A random $m\times n$ matrix $S$ is an oblivious subspace embedding (OSE) with parameters $\epsilon>0$, $\delta\in(0,1/3)$ and $d\leq m\leq n$, if for any $d$-dimensional subspace $W\subseteq R^n$, $P\big(\,\forall_{x\in W}\ (1+\epsilon)^{-1}\|x\|\leq\|Sx\|\leq (1+\epsilon)\|x\|\,\big)\geq 1-\delta.$ It is known that the embedding dimension of an OSE must satisfy $m\geq d$, and for any $\theta > 0$, a Gaussian embedding matrix with $m\geq (1+\theta) d$ is an OSE with $\epsilon = O_\theta(1)$. However, such optimal embedding dimension is not known for other embeddings. Of particular interest are sparse OSEs, having $s\ll m$ non-zeros per column, with applications to problems such as least squares regression and low-rank approximation. We show that, given any $\theta > 0$, an $m\times n$ random matrix $S$ with $m\geq (1+\theta)d$ consisting of randomly sparsified $\pm1/\sqrt s$ entries and having $s= O(\log^4(d))$ non-zeros per column, is an oblivious subspace embedding with $\epsilon = O_{\theta}(1)$. Our result addresses the main open question posed by Nelson and Nguyen (FOCS 2013), who conjectured that sparse OSEs can achieve $m=O(d)$ embedding dimension, and it improves on $m=O(d\log(d))$ shown by Cohen (SODA 2016). We use this to construct the first oblivious subspace embedding with $O(d)$ embedding dimension that can be applied faster than current matrix multiplication time, and to obtain an optimal single-pass algorithm for least squares regression. We further extend our results to construct even sparser non-oblivious embeddings, leading to the first subspace embedding with low distortion $\epsilon=o(1)$ and optimal embedding dimension $m=O(d/\epsilon^2)$ that can be applied in current matrix multiplication time.
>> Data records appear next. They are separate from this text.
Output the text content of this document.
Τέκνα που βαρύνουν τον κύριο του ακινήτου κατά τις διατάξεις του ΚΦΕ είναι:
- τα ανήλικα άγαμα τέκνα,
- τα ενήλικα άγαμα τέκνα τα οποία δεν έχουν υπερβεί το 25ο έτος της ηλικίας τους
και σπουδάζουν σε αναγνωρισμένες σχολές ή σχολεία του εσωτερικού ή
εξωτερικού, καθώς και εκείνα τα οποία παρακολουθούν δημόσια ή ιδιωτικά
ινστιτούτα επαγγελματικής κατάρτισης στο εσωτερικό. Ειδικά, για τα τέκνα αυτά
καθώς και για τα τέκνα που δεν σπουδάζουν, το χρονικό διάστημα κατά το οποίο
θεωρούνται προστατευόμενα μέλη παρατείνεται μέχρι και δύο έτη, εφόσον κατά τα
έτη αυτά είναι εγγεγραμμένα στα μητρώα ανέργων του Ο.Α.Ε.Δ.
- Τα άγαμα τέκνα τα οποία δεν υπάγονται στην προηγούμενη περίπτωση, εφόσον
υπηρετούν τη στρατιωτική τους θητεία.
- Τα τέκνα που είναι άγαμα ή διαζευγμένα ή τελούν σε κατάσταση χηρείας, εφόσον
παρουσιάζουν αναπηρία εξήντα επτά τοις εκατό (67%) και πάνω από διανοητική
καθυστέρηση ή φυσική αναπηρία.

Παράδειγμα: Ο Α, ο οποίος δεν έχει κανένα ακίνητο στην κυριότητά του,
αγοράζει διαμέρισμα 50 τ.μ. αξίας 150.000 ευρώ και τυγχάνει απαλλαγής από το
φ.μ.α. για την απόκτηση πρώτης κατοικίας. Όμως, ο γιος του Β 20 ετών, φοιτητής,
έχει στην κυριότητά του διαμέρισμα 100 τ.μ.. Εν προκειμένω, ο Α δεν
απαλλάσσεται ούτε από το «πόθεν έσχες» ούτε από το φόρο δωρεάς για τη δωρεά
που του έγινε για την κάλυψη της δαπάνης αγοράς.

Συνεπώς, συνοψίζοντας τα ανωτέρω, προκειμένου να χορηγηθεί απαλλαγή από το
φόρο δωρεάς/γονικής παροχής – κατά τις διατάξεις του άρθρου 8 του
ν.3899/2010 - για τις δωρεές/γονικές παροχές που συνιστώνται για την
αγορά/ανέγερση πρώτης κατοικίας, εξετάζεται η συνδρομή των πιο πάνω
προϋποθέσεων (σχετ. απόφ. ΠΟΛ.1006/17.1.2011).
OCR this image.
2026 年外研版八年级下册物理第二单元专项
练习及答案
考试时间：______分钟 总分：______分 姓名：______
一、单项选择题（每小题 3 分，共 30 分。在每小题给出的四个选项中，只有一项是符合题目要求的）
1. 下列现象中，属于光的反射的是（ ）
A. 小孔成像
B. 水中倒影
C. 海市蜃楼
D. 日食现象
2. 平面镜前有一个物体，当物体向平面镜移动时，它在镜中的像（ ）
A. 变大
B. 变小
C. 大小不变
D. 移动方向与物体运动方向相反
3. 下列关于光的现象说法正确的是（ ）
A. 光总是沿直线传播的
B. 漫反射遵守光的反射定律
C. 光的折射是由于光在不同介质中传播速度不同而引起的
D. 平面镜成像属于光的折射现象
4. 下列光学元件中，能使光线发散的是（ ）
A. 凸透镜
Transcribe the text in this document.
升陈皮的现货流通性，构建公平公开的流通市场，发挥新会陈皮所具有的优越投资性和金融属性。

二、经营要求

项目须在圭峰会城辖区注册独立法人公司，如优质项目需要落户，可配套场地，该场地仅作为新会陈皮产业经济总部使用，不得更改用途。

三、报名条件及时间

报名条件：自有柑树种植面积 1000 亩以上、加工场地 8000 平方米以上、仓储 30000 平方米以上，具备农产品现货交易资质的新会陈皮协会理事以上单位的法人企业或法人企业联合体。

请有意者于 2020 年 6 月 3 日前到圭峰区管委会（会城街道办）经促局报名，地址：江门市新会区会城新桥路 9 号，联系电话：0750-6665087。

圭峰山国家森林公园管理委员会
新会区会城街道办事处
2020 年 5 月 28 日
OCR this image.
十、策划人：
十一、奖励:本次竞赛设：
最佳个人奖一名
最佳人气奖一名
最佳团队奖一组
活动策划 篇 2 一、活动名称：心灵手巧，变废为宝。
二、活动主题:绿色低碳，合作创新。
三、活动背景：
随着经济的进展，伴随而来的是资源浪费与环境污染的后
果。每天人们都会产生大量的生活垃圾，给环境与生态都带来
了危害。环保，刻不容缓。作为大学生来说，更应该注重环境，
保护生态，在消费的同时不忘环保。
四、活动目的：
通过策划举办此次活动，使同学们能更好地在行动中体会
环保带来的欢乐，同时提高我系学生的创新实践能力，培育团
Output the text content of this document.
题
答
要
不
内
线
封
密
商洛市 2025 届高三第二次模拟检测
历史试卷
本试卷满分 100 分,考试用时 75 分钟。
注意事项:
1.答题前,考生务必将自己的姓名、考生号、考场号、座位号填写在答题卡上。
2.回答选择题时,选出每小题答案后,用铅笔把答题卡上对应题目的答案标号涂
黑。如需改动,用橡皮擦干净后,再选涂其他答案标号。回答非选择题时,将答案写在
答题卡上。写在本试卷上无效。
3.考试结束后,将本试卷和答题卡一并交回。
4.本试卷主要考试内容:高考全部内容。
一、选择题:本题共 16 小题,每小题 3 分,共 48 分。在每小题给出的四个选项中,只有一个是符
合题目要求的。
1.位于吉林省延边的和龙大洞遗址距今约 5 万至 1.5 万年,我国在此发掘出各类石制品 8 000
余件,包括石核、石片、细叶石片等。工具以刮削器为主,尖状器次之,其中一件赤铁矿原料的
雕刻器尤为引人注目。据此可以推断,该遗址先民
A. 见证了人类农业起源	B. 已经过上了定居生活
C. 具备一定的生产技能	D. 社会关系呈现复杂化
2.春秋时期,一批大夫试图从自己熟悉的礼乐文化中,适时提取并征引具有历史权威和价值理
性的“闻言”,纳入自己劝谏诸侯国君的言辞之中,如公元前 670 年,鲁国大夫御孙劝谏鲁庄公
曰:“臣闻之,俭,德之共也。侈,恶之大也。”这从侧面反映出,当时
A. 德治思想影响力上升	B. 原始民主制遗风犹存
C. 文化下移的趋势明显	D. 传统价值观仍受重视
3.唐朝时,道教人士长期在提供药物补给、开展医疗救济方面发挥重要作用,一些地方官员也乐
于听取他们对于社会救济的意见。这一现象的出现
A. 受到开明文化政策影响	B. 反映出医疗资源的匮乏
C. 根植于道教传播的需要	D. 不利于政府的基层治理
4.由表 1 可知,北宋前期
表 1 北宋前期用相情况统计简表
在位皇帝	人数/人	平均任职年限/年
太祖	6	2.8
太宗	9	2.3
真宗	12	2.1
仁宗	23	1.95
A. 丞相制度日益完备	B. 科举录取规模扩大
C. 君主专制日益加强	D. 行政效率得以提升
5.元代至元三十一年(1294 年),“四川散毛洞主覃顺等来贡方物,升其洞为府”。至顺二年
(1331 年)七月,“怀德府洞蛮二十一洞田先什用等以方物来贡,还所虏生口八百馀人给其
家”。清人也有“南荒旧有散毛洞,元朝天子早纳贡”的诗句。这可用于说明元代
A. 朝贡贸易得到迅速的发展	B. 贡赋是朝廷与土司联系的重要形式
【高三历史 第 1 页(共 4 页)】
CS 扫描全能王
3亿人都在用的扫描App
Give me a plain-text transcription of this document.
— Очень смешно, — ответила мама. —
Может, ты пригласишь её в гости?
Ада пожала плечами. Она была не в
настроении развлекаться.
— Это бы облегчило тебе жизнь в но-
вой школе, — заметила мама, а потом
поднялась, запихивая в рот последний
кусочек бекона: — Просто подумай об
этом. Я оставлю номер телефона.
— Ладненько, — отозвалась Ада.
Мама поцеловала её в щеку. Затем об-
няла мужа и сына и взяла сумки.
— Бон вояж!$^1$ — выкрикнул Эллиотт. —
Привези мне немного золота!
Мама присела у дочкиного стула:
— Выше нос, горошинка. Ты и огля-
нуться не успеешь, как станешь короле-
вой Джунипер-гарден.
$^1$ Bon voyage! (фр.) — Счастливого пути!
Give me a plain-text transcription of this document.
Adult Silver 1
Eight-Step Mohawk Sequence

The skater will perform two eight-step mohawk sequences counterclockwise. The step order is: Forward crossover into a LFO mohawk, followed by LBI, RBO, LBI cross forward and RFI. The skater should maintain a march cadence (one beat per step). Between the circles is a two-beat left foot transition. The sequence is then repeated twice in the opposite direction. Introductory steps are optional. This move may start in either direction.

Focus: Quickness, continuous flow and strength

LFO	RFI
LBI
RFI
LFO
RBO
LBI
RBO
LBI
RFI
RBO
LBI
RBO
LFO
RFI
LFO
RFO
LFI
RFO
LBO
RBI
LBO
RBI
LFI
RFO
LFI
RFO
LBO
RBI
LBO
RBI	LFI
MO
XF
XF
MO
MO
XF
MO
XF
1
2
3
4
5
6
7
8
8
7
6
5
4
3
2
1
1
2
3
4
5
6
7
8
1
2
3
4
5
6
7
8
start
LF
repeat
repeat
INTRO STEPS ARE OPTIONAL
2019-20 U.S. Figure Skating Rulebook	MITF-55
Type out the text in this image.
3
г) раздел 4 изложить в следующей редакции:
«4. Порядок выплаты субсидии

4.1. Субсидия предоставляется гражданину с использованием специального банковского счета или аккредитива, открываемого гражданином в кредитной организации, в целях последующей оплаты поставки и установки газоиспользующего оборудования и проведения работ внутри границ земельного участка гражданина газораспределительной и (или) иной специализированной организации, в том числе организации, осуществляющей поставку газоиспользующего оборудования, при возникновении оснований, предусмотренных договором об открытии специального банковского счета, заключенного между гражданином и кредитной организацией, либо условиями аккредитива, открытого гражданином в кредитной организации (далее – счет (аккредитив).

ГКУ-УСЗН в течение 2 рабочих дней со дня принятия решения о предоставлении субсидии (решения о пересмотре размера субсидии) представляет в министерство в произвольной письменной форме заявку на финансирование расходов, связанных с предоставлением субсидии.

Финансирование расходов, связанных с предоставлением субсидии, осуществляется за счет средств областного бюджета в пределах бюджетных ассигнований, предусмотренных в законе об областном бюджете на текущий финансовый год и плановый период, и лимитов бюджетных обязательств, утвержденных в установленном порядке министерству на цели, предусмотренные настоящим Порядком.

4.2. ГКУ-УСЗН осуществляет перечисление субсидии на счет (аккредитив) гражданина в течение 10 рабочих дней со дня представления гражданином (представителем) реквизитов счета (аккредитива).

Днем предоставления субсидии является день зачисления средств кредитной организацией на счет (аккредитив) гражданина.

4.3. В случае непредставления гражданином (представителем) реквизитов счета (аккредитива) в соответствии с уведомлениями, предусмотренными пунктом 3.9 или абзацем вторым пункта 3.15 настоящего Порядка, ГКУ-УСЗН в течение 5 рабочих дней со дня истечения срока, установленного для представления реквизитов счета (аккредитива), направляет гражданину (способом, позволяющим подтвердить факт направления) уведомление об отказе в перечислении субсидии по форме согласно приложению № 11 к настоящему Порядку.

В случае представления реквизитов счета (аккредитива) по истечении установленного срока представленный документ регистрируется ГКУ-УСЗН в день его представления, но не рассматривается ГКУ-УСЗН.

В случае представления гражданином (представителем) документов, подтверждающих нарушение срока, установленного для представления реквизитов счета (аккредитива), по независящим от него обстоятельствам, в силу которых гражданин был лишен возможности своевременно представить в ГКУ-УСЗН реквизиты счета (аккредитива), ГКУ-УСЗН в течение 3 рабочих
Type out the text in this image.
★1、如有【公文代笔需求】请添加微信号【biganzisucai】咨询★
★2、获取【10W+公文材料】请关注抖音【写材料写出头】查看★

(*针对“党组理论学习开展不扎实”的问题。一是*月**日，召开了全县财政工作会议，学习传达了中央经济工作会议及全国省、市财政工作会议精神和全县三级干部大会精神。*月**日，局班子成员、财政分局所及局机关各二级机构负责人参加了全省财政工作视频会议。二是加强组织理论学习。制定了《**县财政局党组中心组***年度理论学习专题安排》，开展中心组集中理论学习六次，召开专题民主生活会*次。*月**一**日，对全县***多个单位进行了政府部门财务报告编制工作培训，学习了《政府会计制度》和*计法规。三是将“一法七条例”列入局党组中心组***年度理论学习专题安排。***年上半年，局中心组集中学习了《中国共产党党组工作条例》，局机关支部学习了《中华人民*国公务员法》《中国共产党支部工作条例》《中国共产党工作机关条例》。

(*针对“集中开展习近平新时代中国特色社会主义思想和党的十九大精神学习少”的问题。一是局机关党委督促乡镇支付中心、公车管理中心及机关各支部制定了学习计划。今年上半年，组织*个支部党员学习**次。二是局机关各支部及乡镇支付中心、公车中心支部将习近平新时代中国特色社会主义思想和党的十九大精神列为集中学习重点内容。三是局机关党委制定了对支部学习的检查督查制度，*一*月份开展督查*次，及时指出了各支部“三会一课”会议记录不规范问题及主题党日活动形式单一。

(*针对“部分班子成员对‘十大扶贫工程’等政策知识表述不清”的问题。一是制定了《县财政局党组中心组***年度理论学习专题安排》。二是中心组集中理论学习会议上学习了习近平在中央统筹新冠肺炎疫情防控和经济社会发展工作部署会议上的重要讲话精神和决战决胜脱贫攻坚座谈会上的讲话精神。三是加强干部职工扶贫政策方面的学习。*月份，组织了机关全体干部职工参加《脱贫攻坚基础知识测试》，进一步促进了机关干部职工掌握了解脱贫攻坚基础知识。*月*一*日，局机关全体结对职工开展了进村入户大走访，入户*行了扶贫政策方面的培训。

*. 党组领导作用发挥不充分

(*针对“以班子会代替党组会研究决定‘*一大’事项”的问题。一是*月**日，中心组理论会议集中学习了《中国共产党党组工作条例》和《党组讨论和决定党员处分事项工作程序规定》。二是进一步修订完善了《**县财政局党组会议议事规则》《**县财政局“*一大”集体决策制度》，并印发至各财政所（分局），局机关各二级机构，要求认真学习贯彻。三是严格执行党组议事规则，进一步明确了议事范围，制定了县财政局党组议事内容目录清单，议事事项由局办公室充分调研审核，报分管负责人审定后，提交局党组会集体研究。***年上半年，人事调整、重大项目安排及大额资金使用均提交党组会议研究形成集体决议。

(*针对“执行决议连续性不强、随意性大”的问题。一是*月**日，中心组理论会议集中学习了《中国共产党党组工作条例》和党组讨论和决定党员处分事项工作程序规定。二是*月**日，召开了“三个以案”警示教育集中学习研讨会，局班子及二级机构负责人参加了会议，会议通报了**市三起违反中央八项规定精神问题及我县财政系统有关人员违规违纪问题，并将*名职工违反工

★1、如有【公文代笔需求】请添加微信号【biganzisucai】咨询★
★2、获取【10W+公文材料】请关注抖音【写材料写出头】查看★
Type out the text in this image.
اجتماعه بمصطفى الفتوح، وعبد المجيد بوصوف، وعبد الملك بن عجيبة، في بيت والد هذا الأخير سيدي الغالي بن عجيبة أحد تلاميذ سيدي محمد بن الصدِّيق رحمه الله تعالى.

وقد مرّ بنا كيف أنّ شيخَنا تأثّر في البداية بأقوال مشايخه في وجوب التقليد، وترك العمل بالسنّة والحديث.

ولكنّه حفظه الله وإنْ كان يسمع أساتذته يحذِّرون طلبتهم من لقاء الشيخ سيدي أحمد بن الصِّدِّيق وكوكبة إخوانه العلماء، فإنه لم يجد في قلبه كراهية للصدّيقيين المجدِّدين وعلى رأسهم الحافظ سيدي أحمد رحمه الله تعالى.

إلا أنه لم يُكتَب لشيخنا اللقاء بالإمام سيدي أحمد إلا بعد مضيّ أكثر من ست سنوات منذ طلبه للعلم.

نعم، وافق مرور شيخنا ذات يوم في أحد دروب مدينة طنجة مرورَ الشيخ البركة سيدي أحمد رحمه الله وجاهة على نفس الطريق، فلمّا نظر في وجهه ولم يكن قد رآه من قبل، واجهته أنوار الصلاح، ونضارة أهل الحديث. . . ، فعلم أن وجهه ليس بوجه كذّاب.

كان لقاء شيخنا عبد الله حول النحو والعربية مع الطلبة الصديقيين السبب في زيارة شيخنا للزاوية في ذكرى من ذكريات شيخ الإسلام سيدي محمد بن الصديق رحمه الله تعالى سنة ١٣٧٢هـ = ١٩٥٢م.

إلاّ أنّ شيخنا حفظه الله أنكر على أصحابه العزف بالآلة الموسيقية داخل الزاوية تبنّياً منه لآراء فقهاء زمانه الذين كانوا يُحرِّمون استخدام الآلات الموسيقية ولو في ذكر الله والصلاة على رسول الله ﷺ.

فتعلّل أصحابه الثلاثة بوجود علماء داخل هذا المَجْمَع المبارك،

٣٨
翻译：设随机$m\times n$矩阵$S$为参数满足$\epsilon>0$，$\delta\in(0,1/3)$，$d\leq m\leq n$的无知子空间嵌入（OSE），若对任意$d$维子空间$W\subseteq R^n$，有$P\big(\,\forall_{x\in W}\ (1+\epsilon)^{-1}\|x\|\leq\|Sx\|\leq (1+\epsilon)\|x\|\,\big)\geq 1-\delta$。已知OSE的嵌入维度需满足$m\geq d$，且对任意$\theta > 0$，满足$m\geq (1+\theta) d$的高斯嵌入矩阵是参数$\epsilon = O_\theta(1)$的OSE。然而对于其他嵌入方法，这种最优嵌入维度尚未明确。特别值得关注的是稀疏OSE，其每列非零元个数$s\ll m$，可应用于最小二乘回归和低秩近似等问题。我们证明：对任意$\theta > 0$，由随机稀疏化$\pm1/\sqrt s$元素构成的$m\times n$随机矩阵$S$，当$m\geq (1+\theta)d$且每列非零元个数$s= O(\log^4(d))$时，该矩阵是参数$\epsilon = O_{\theta}(1)$的无知子空间嵌入。该结果解决了Nelson与Nguyen（FOCS 2013）提出的核心开放问题（他们曾猜测稀疏OSE可实现$m=O(d)$嵌入维度），并改进了Cohen（SODA 2016）证得的$m=O(d\log(d))$。我们利用该构造首次实现了嵌入维度为$O(d)$且应用速度快于当前矩阵乘法时间的无知子空间嵌入，并获得了最优单遍最小二乘回归算法。进一步拓展构造了更稀疏的非无知嵌入，首次实现了低失真$\epsilon=o(1)$与最优嵌入维度$m=O(d/\epsilon^2)$且可在当前矩阵乘法时间内应用的子空间嵌入。